Daniel Girón

No. 27 – Fuerza Regia de Monterrey
- Position: Point guard
- League: LNBP

Personal information
- Born: 29 December 1989 (age 36) Monterrey, Nuevo León, Mexico
- Listed height: 6 ft 2 in (1.88 m)
- Listed weight: 187 lb (85 kg)

Career information
- Playing career: 2014–present

Career history
- 2014: Correbasket UAT
- 2015: Halcones Rojos Veracruz
- 2016–2017: Correbasket UAT
- 2018–2019: Mexico City Capitanes
- 2020: Aguacateros de Michoacán
- 2022: Astros de Jalisco
- 2023: Plateros de Fresnillo
- 2024: Diablos Rojos del México
- 2025: Pioneros de Delicias
- 2025–present: Fuerza Regia de Monterrey
- 2026: Soles de Ojinaga
- 2026: Zonkeys de Tijuana

= Daniel Girón =

Mexican basketball player (born 1989)

Daniel Girón Villarreal (born 29 December 1989) is a Mexican-born Panamanian professional basketball player.

==Career ==
Girón made his debut in the 2014 season with the Correbasket UAT to play in the LNBP. In the 2018 season he played with Mexico City Capitanes.
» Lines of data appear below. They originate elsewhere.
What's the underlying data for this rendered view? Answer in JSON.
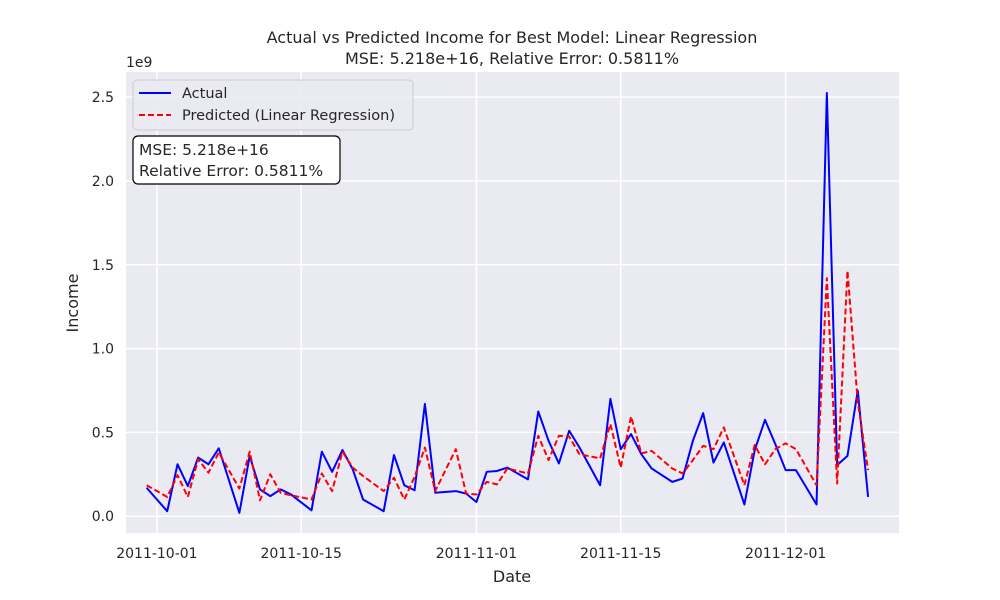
{
  "chart_data": {
    "type": "line",
    "title": "Actual vs Predicted Income for Best Model: Linear Regression",
    "subtitle": "MSE: 5.218e+16, Relative Error: 0.5811%",
    "xlabel": "Date",
    "ylabel": "Income",
    "y_offset_text": "1e9",
    "y_scale": 1000000000,
    "x_axis_type": "date",
    "xlim": [
      "2011-09-28",
      "2011-12-12"
    ],
    "ylim": [
      -100000000.0,
      2650000000.0
    ],
    "x_ticks": [
      "2011-10-01",
      "2011-10-15",
      "2011-11-01",
      "2011-11-15",
      "2011-12-01"
    ],
    "y_ticks": [
      0.0,
      0.5,
      1.0,
      1.5,
      2.0,
      2.5
    ],
    "y_tick_labels": [
      "0.0",
      "0.5",
      "1.0",
      "1.5",
      "2.0",
      "2.5"
    ],
    "grid": true,
    "legend_placement": "top-left",
    "annotation": [
      "MSE: 5.218e+16",
      "Relative Error: 0.5811%"
    ],
    "x": [
      "2011-09-30",
      "2011-10-02",
      "2011-10-03",
      "2011-10-04",
      "2011-10-05",
      "2011-10-06",
      "2011-10-07",
      "2011-10-09",
      "2011-10-10",
      "2011-10-11",
      "2011-10-12",
      "2011-10-13",
      "2011-10-14",
      "2011-10-16",
      "2011-10-17",
      "2011-10-18",
      "2011-10-19",
      "2011-10-20",
      "2011-10-21",
      "2011-10-23",
      "2011-10-24",
      "2011-10-25",
      "2011-10-26",
      "2011-10-27",
      "2011-10-28",
      "2011-10-30",
      "2011-10-31",
      "2011-11-01",
      "2011-11-02",
      "2011-11-03",
      "2011-11-04",
      "2011-11-06",
      "2011-11-07",
      "2011-11-08",
      "2011-11-09",
      "2011-11-10",
      "2011-11-11",
      "2011-11-13",
      "2011-11-14",
      "2011-11-15",
      "2011-11-16",
      "2011-11-17",
      "2011-11-18",
      "2011-11-20",
      "2011-11-21",
      "2011-11-22",
      "2011-11-23",
      "2011-11-24",
      "2011-11-25",
      "2011-11-27",
      "2011-11-28",
      "2011-11-29",
      "2011-11-30",
      "2011-12-01",
      "2011-12-02",
      "2011-12-04",
      "2011-12-05",
      "2011-12-06",
      "2011-12-07",
      "2011-12-08",
      "2011-12-09"
    ],
    "series": [
      {
        "name": "Actual",
        "color": "#0000ff",
        "style": "solid",
        "values": [
          170000000,
          30000000,
          310000000,
          180000000,
          350000000,
          310000000,
          405000000,
          20000000,
          360000000,
          160000000,
          120000000,
          160000000,
          130000000,
          35000000,
          385000000,
          265000000,
          395000000,
          280000000,
          100000000,
          30000000,
          365000000,
          185000000,
          155000000,
          670000000,
          140000000,
          150000000,
          135000000,
          85000000,
          265000000,
          270000000,
          290000000,
          220000000,
          625000000,
          450000000,
          315000000,
          510000000,
          410000000,
          185000000,
          700000000,
          400000000,
          490000000,
          370000000,
          285000000,
          205000000,
          225000000,
          450000000,
          615000000,
          320000000,
          440000000,
          70000000,
          395000000,
          575000000,
          430000000,
          275000000,
          275000000,
          70000000,
          2525000000,
          305000000,
          360000000,
          750000000,
          115000000
        ]
      },
      {
        "name": "Predicted (Linear Regression)",
        "color": "#ff0000",
        "style": "dashed",
        "values": [
          185000000,
          115000000,
          245000000,
          115000000,
          340000000,
          260000000,
          380000000,
          165000000,
          385000000,
          95000000,
          250000000,
          140000000,
          125000000,
          100000000,
          255000000,
          150000000,
          385000000,
          290000000,
          240000000,
          150000000,
          230000000,
          100000000,
          235000000,
          410000000,
          150000000,
          400000000,
          135000000,
          130000000,
          205000000,
          190000000,
          285000000,
          255000000,
          480000000,
          335000000,
          480000000,
          475000000,
          370000000,
          345000000,
          550000000,
          290000000,
          595000000,
          375000000,
          390000000,
          285000000,
          255000000,
          335000000,
          420000000,
          400000000,
          530000000,
          185000000,
          425000000,
          310000000,
          400000000,
          435000000,
          400000000,
          185000000,
          1420000000,
          195000000,
          1465000000,
          680000000,
          275000000
        ]
      }
    ]
  }
}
In 2022 he signed with Astros de Jalisco. In 2024 he signed with Diablos Rojos del México.

==National team career==
Since 2018, he has been member of the Panama men's national basketball team.

==Personal life==
Girón was born in Mexico to a Panamanian father and Mexican mother. His brothers Gabriel and Eduardo are also basketball players.